The fundament of Marten’s composition is the sentence: these spaces between the init-cap and the period are locks on a chain, clearly chiseled. A Eugene Marten sentence differs, even from those also associated with the Gordon Lish camp, in that it seems to have beaten its own music down. The music, then, of the language is both cut and black, but somehow flattened, coalescing under intense compression. The knitting of the words among the sentences melts, and allows, from one to the next, the second level of Marten’s gloaming: the syncopation. “There was no more room to sit so he lay on the floor between the ledges and said, ‘I thought this was America.’”
Often what we are given in Firework is so thick and brutal it comes as blacktop more than weapon. What we are standing on has hardened from thick liquid and holds its heat. As the sound of the sentences continues, what we often get pulled into is the heavy sheen: herein, a story about a man named Jelonnek, who witnesses a hate crime and brings himself into the center of the hate by lashing himself to a prostitute named Littlebit, as if both out of flesh of guilt and some sick need to stay close to the burnt meat. From hotel room to hotel room, hanging on for cash on which to exist, Jelonnek burns from earthly corridor to corridor of Marten’s lifemaze like some bloodbent rodent looking for a hole in which to hide and, eventually, to call home. Marten’s prose is often sublimely deceptive in this manner, the flood of sentences to graphs, and graphs to blockades. Among the page-turning terror, a suppressed calm as a kind of second air engulfs the book, even with such thick grime and psychologically ornate ongoings. With clear propulsion and the mindgrip of Jelonnek’s heavy will inside his semi-self-imposed predicament, Marten controls both what is given and not given with a mechanic’s grip: a quickly steepening downward glide that wastes no blink.
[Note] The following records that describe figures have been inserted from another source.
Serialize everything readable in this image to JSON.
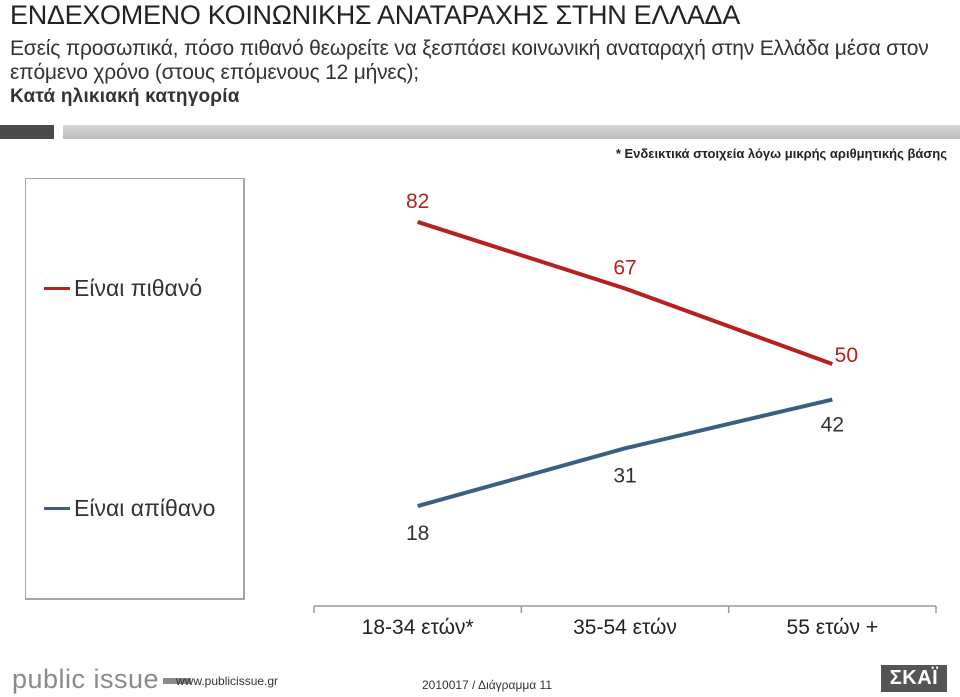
{
  "header": {
    "title": "ΕΝΔΕΧΟΜΕΝΟ ΚΟΙΝΩΝΙΚΗΣ ΑΝΑΤΑΡΑΧΗΣ ΣΤΗΝ ΕΛΛΑΔΑ",
    "subtitle": "Εσείς προσωπικά, πόσο πιθανό θεωρείτε να ξεσπάσει κοινωνική αναταραχή στην Ελλάδα μέσα στον επόμενο χρόνο (στους επόμενους 12 μήνες);",
    "group": "Κατά ηλικιακή κατηγορία"
  },
  "note": "* Ενδεικτικά στοιχεία λόγω μικρής αριθμητικής βάσης",
  "colors": {
    "likely": "#b81f1f",
    "unlikely": "#3a5f82",
    "axis": "#9a9a9a"
  },
  "chart_data": {
    "type": "line",
    "categories": [
      "18-34 ετών*",
      "35-54 ετών",
      "55 ετών +"
    ],
    "series": [
      {
        "name": "Είναι πιθανό",
        "color": "#b81f1f",
        "values": [
          82,
          67,
          50
        ]
      },
      {
        "name": "Είναι απίθανο",
        "color": "#3a5f82",
        "values": [
          18,
          31,
          42
        ]
      }
    ],
    "ylim": [
      0,
      100
    ],
    "grid": false,
    "legend_position": "left"
  },
  "footer": {
    "logo": "public issue",
    "url": "www.publicissue.gr",
    "code": "2010017 / Διάγραμμα 11",
    "brand": "ΣΚΑΪ"
  }
}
As in his two equally masterful works, In The Blind and Waste, Marten’s prose reaches yet another level as it rotates between a deft and brutal evenness punctuated with weird patches, as if the logic of the sentences themselves have become brain damaged, in an angelic, still coherent way. Gaps in logic appear, building strange bricks as the novel continues in its corridor, black licked. “He pressed the button and wrote with his whole arm,” Marten writes of Jelonnek’s making his own writing, using spraypaint on a house. Up to the very last phrase of the book’s unprecedented and crystal-crushing ending, there is a throat-hold of the word, both pleasant and oppressive, wild-steering and tight to the cuff. Marten is a master of somehow resolving elements we had not been able to name and still cannot, and yet feel wired in the blood thereafter. This is a book that does something no other book does, and yet it does it in a way that you might not see coming, so well honed and syllabically chiseled is it. Marten reigns.